王良恩不問還好,這一問之下,庫席的臉色立馬便耷拉了下來,滿臉蕭瑟狀地嘆息了一聲。
“嗯?庫大人此言何意?蘇大人他……”
這一見庫席神色不對,王良恩當即便倒吸了口涼氣,滿臉訝異之色地追問了起來。
“呵,王大人誤會了,蘇大人倒是無甚大礙,也就是積勞成疾,昏睡上幾天也差不多該沒事了,只是本官這幾份公文怕就要延誤了,唉,蘇大人這病來得不是時候啊,本官這回可要傷腦筋了。”

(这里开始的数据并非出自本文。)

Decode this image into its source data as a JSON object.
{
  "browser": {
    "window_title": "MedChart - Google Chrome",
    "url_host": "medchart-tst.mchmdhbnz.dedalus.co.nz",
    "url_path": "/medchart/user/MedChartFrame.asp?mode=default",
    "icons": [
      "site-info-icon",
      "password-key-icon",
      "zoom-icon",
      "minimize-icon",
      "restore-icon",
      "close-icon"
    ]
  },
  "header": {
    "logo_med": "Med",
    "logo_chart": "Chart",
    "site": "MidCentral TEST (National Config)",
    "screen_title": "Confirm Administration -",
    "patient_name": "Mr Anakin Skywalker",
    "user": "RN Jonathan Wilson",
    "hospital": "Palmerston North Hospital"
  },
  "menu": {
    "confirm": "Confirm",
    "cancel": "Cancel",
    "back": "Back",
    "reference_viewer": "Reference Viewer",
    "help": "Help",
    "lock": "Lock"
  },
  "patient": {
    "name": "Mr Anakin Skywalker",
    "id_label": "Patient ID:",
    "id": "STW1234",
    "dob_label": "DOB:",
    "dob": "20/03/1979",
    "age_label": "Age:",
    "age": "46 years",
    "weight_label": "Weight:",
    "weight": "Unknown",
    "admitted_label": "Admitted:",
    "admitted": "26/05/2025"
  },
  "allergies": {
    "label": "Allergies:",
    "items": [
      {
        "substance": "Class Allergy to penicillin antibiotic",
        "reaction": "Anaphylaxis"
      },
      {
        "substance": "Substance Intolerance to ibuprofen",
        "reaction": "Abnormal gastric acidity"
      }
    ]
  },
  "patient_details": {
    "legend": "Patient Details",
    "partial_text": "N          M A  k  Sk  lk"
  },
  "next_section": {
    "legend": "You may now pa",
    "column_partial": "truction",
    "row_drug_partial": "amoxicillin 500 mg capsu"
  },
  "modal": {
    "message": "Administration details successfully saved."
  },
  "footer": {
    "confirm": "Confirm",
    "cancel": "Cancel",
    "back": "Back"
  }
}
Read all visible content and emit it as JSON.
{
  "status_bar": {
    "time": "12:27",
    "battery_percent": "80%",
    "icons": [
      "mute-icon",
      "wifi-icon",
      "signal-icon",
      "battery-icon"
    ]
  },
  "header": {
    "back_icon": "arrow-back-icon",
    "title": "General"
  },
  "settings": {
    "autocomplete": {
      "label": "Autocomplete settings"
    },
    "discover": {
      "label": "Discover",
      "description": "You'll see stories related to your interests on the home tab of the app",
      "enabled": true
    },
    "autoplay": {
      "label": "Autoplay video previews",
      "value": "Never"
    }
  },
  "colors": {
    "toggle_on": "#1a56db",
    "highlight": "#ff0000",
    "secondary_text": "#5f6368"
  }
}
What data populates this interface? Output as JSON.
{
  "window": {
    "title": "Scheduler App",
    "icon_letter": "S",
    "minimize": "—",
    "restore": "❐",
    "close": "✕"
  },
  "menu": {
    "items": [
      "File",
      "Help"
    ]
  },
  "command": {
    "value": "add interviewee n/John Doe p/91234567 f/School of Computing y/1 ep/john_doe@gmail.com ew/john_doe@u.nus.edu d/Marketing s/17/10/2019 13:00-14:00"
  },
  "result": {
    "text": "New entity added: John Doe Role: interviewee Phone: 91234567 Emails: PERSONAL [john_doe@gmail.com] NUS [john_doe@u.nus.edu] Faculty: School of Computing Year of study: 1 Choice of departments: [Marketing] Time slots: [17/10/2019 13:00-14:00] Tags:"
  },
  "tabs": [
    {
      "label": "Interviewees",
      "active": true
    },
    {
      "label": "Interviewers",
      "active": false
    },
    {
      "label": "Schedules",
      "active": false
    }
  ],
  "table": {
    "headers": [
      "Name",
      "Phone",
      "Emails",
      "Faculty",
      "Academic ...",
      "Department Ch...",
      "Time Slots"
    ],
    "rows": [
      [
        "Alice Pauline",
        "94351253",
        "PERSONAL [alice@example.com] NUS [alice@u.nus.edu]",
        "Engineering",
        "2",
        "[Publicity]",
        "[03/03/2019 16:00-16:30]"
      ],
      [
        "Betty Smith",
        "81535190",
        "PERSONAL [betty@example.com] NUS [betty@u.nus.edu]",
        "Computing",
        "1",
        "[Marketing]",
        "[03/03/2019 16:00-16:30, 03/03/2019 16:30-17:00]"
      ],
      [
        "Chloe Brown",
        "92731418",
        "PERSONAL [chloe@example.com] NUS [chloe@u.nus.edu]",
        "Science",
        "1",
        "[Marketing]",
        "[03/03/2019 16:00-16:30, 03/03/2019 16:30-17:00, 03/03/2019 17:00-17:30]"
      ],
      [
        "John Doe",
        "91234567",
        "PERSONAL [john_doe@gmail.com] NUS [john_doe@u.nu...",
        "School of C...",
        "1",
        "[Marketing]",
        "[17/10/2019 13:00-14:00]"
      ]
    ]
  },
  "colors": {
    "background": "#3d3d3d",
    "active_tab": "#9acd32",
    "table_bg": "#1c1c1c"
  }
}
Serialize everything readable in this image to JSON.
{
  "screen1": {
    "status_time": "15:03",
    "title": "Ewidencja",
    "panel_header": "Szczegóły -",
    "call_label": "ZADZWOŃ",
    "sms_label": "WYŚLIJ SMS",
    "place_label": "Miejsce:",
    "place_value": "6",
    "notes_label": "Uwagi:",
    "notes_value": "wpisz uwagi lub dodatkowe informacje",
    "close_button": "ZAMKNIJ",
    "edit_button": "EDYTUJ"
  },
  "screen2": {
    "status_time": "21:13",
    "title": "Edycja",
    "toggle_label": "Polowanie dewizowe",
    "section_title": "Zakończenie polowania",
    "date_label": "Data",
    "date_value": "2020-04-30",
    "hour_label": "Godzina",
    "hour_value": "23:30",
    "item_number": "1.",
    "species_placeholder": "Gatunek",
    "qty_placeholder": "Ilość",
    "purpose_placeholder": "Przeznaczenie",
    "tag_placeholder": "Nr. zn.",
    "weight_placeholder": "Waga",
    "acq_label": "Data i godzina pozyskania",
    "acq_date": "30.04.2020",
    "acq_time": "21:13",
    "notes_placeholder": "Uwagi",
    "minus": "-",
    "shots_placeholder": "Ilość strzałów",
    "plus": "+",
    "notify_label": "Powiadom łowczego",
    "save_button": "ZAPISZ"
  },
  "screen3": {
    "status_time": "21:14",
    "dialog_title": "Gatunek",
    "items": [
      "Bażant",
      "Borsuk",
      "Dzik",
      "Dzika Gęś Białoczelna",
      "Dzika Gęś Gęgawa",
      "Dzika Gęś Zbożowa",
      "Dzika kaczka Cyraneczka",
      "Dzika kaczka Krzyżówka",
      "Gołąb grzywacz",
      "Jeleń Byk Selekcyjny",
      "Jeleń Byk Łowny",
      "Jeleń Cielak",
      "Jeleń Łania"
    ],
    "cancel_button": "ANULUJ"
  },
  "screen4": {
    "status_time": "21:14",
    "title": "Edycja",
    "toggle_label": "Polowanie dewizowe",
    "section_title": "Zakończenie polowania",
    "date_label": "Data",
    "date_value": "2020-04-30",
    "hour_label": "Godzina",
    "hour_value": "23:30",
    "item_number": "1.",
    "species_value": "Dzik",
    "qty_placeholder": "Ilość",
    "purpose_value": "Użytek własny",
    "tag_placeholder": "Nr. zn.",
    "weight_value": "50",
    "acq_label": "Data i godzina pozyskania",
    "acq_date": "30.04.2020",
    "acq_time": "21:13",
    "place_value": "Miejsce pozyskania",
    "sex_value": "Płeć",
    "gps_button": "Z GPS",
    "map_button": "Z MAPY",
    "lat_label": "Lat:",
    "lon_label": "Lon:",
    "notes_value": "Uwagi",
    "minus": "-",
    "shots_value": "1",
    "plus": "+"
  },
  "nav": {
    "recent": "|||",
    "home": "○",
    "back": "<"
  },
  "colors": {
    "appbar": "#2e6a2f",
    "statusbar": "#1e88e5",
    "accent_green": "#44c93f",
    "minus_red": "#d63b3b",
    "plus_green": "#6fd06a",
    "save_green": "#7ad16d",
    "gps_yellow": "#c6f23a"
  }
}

庫席打了個哈哈,一派欲蓋彌彰狀地解釋了幾句,顯然有著故意誤導王良恩之嫌疑。
“啊,昏睡?這,這可如何是好?庫大人,靜樂縣恐有白蓮教造亂,仁郡王處已是下了調兵征剿之令諭,下官奉命前來提請蘇大人發兵為援,而今蘇大人若是不能理事,庫大人,您可須得趕緊設法周全才是,哎,眼下仁郡王已率部準備出擊了,若是我太原府之兵未能及時趕去增援,那後果須不是耍的。”
一聽庫席這般解釋,王良恩頓時便急了,跺著腳便叫苦不迭,言語間明顯地帶著推脫責任之意味,想的便是要將責任往庫席身上推了去。
“什麼?竟有此事?”
王良恩這麼一急,庫席當即也是臉色為之狂變不已,驚詫莫名地便瞪圓了眼。
“確是如此,下官今早去覲見仁郡王之前,已派了人先到蘇大人處告了急的,只是聽聞蘇大人病了,下官無奈,也只好自去通稟了仁郡王,事態緊急,王爺已是整軍待發,就等著我太原守備營配合行事了的,庫大人,而今蘇大人既是昏睡不醒,您還是趕緊拿個主意罷,若真誤了事,仁郡王怪罪下來,那……”
王良恩似乎一門心思地要推卸責任,幾乎是話趕話地要庫席這個山西地面的第二把手拿出個決斷來。
“這……,王大人,你是臬臺,這治安的事兒可是你王大人的職責,本官卻是不好過問的,有甚事,你自己看著辦也就是了,呵呵,本官還有事,就不多囉唣了,告辭,告辭。”
庫席可是老官油子了,哪會輕易便被王良恩套住的,胡亂地敷衍了幾句,轉身便就此要走了人。
“庫大人,且慢,蘇大人不能理事,山西一省就屬您官階最高,此事還須得您拿出個章程來方好。”
這一見庫席要溜,王良恩當場便急了,不管不顧地便嚷了一嗓子。
“王大人休要胡言,本官只管民政,治安之事乃你王大人的本職,你要調軍,且自去調好了,與本官何干,哼!”
庫席顯然是鐵了心不想與此事有甚瓜葛的,端起第二把手的架子,毫不客氣地訓斥了王良恩幾句,便即一拂大袖子,怒氣衝衝地上了大轎子,就此走了人。
“嗯,站住!”
眼瞅著庫席就這麼溜了,王良恩當真是氣急敗壞得很,可也沒轍,誰讓他官階比庫席低了一級,除了生受著之外,卻也沒旁的法子好想,萬般無奈之下,只好轉身往巡撫衙門前行了過去,打算再找個人去內裡通稟一聲,這才剛到了衙門口呢,就被幾名衙役攔住了去路。
“幾位,本官有急事要見蘇大人,還請代為通稟一聲,有勞了。”
衙門素來是大人好見,小鬼難纏,哪怕王良恩身為山西第三把手,卻也拿這麼些狐假虎威的狗腿子們沒轍,還真就只能是低聲下氣地打著商量。